Rachel's side: Caring for Mom

Rachel's private statement going into the conversation about their mother's care.

Rachel’s individual position statement, written privately with Mediator.ai. See the full example for context.

What’s happening

Mom fell in her apartment on March 22nd. Hairline fracture in the hip, concussion from hitting the coffee table on the way down. She’s in a rehab facility now, and they’ve told us she’ll be discharged around April 22, about four weeks. The discharge planner called yesterday and said we need a plan. Not next month. Next month is the plan.

Her neurologist was also direct with me last week: her cognitive decline is no longer subtle. She still has good days, but she left the stove on three times in the last six months, and that was before the fall.

I live 20 minutes from her. My brother Thomas lives in Boston, six-hour flight away. He flies out twice a year. He’s been wonderful on the phone.

What I’ve been doing

I’m not keeping score, but I need someone to see this clearly: I’m the one who takes her to appointments. I’m the one who stocked her pantry after her hip replacement two years ago and the one who called the paramedics this time because I saw the missed check-in on the camera we set up. I’m the one who knows which medications she’s on, which she skips, and who her friends are.

I have two kids, 11 and 14. I work 35 hours a week as a paralegal. My husband and I were supposed to drive our older one to a summer program in Vermont in July. That’s not going to happen.

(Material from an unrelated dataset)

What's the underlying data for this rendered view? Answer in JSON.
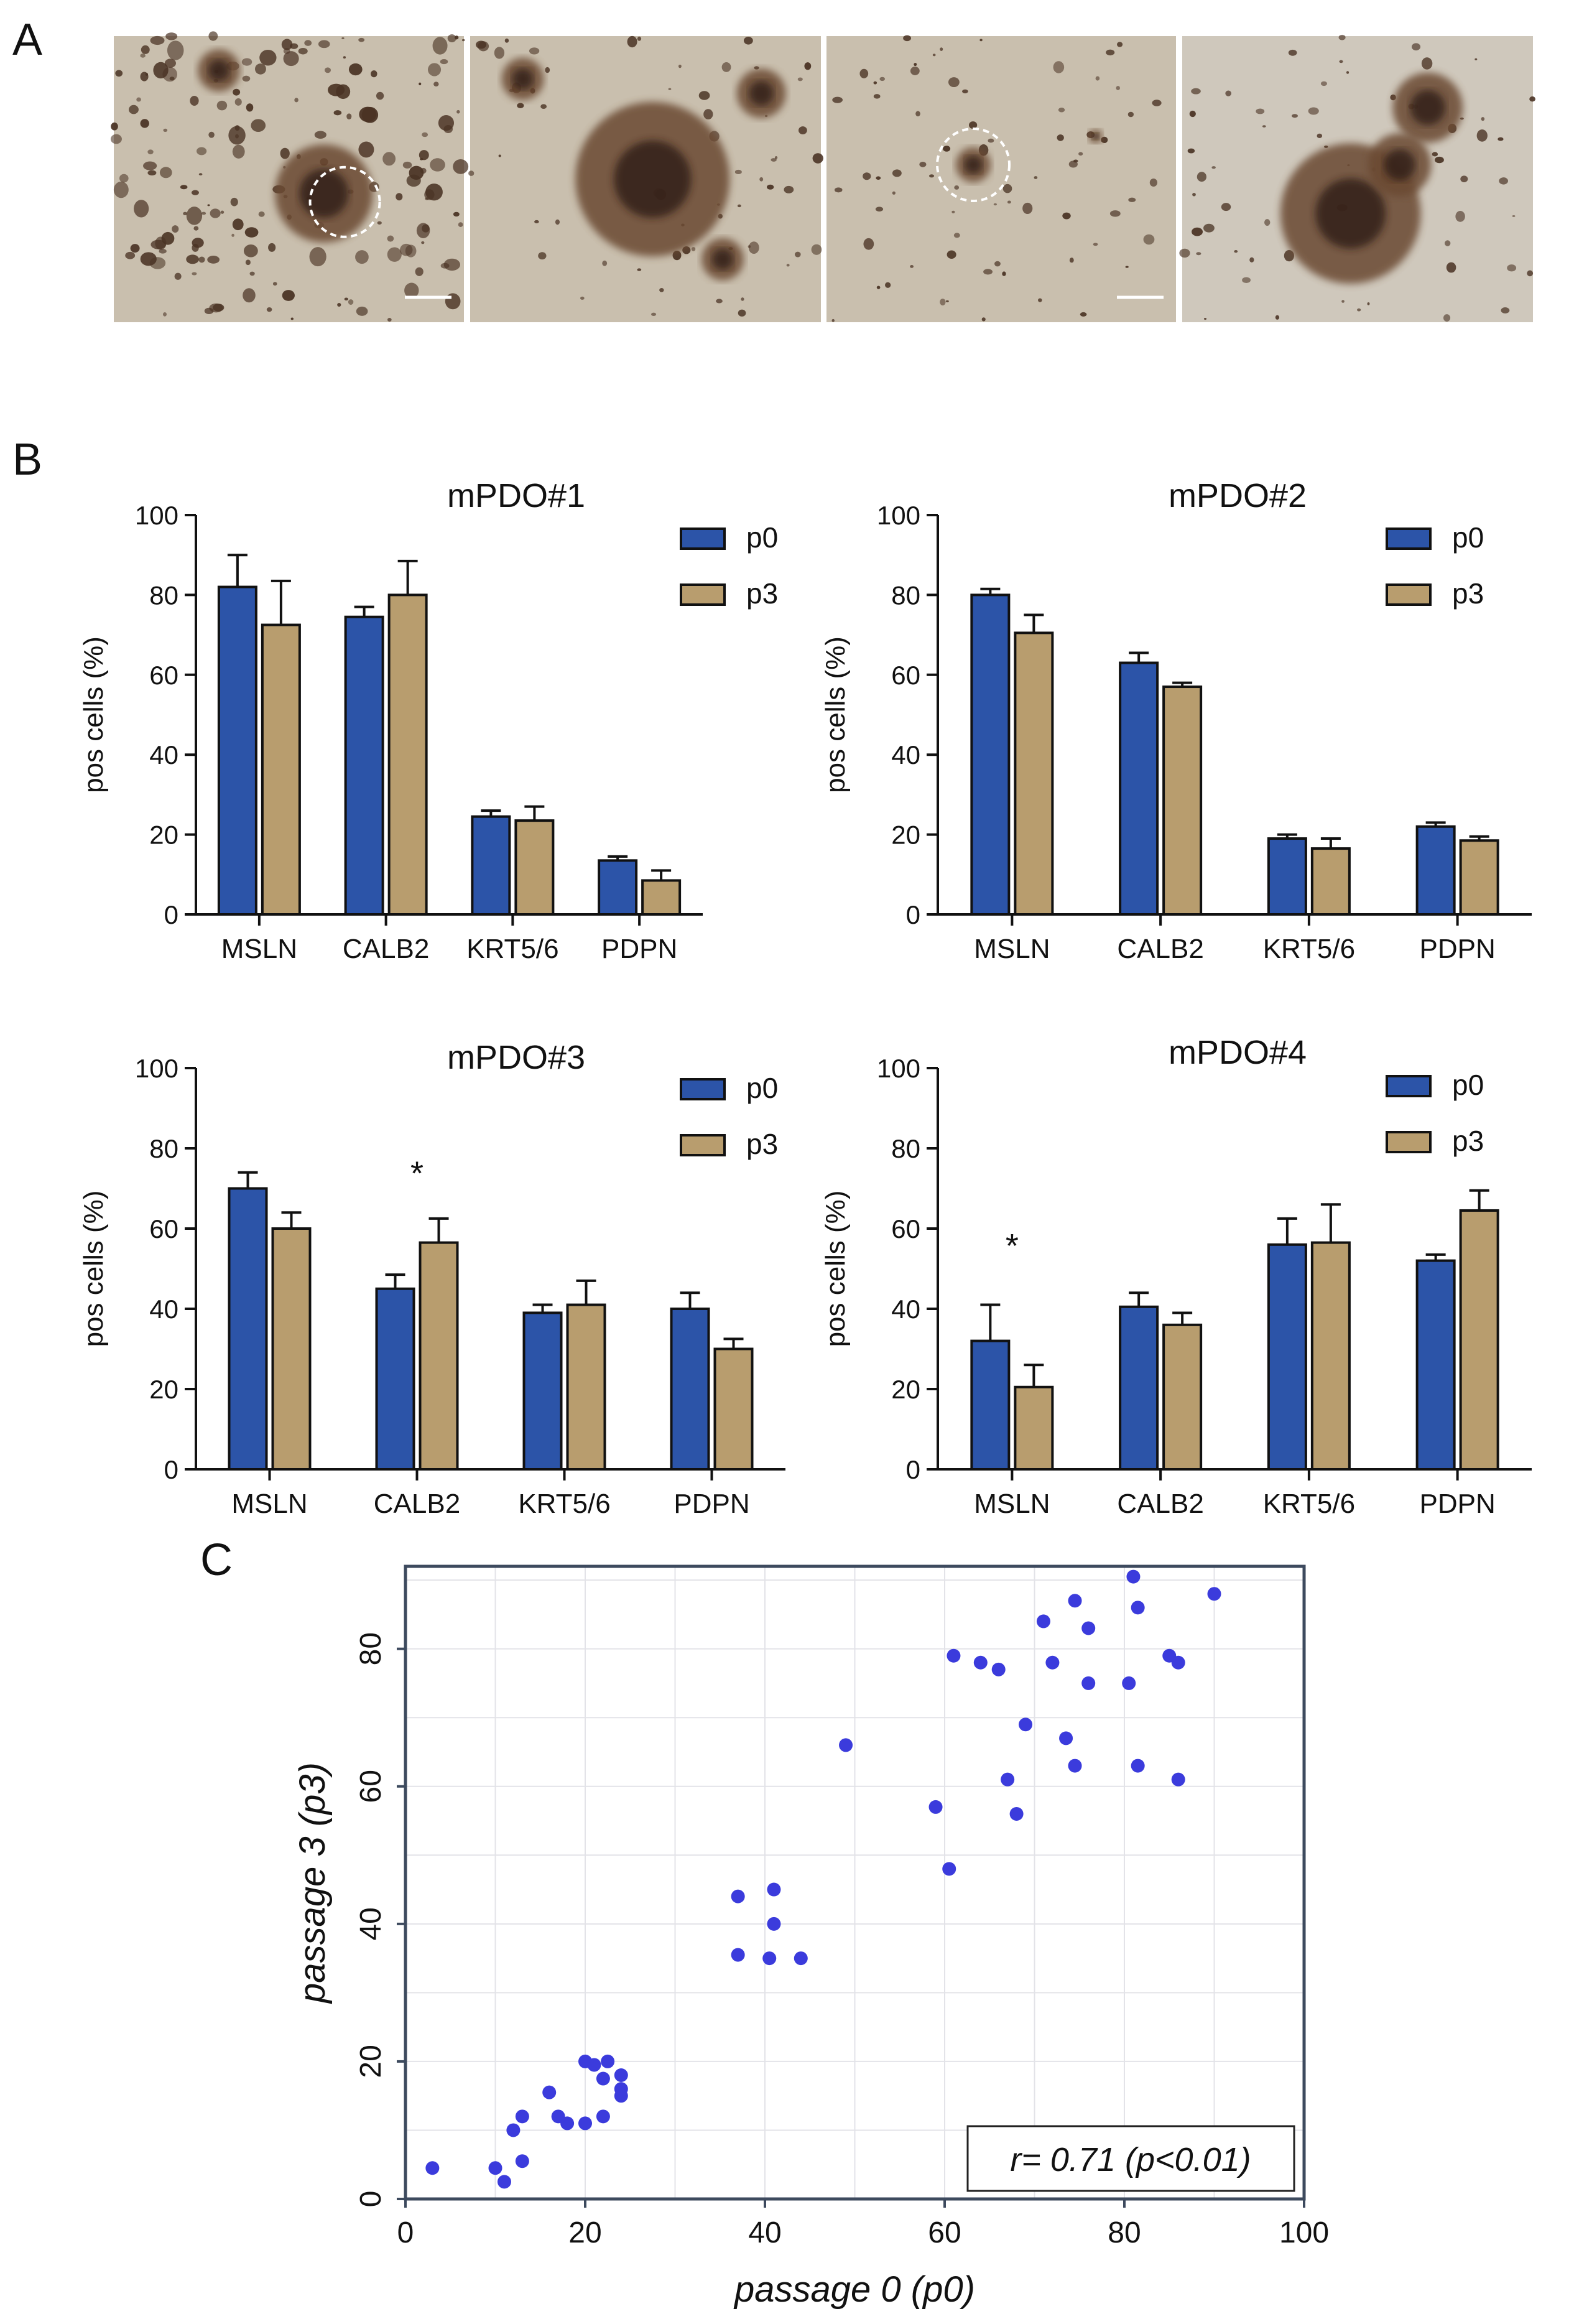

I have been absorbing this for three years without saying so, because Thomas sends money and because he means well and because I was afraid that if I complained, I would sound like I was asking to be paid for being a daughter.

What I need

  • Mom cannot go back to the apartment alone. Not in a week, not in a month, not reassuring ourselves that we’ll “check in.” Her neurologist said it; her doctor said it; her physical therapist said it. If we send her back, we will be having this same conversation after a much worse fall.
  • I cannot be the full-time plan. I love her. I’m not willing to move her into my house with two teenagers, a husband, a 35-hour job, and no bedroom on the first floor. My marriage will not survive it and my mother will not be happier for it.
  • The plan needs to name Thomas’s role honestly. Not “he’ll visit more”; we’ve said that for three years. Either he pays for professional care, he comes for defined stretches, or he moves her to Boston. Pick one.
  • Whatever we do about Mom’s apartment, I’m not doing alone. I’ve been her health proxy for four years and I have not once asked him to help with an appointment. This is the last decision I’m going to be the only one executing.

What I’m willing to do

  • Be the point of contact for local care (appointments, medical decisions, the person the facility calls first). That’s fine. I’m good at it.
  • Contribute financially, not equally, but meaningfully. I have savings, I can pay my share proportional to income.
  • Spend time with her. Weekly visits, dinners, the stuff I already do.
  • Be the person who checks on caregivers and holds them accountable if we hire help.

What I won’t do

  • Move her into my house full-time.
  • Pretend “she’s fine” so we don’t have to make the hard decision.
  • Be the only one losing sleep over this.

What I’m afraid of

  • That Thomas will be reasonable on Zoom and then nothing changes.
  • That we’ll choose a budget option that keeps Mom “independent” and someone will find her on the floor in three months.
  • That if we hire a live-in caregiver, it will be me calling the agency when the caregiver quits, me training the replacement, me absorbing the 2am call.
  • That I’ll sound selfish for any of this.

BATNA

If we can’t agree: I will pay out of my own pocket for a geriatric care manager to build a care plan, tell Thomas what share I expect him to pay, and he can either pay it or deal with his own conscience. I don’t want to do it this way. I’d rather we decide together.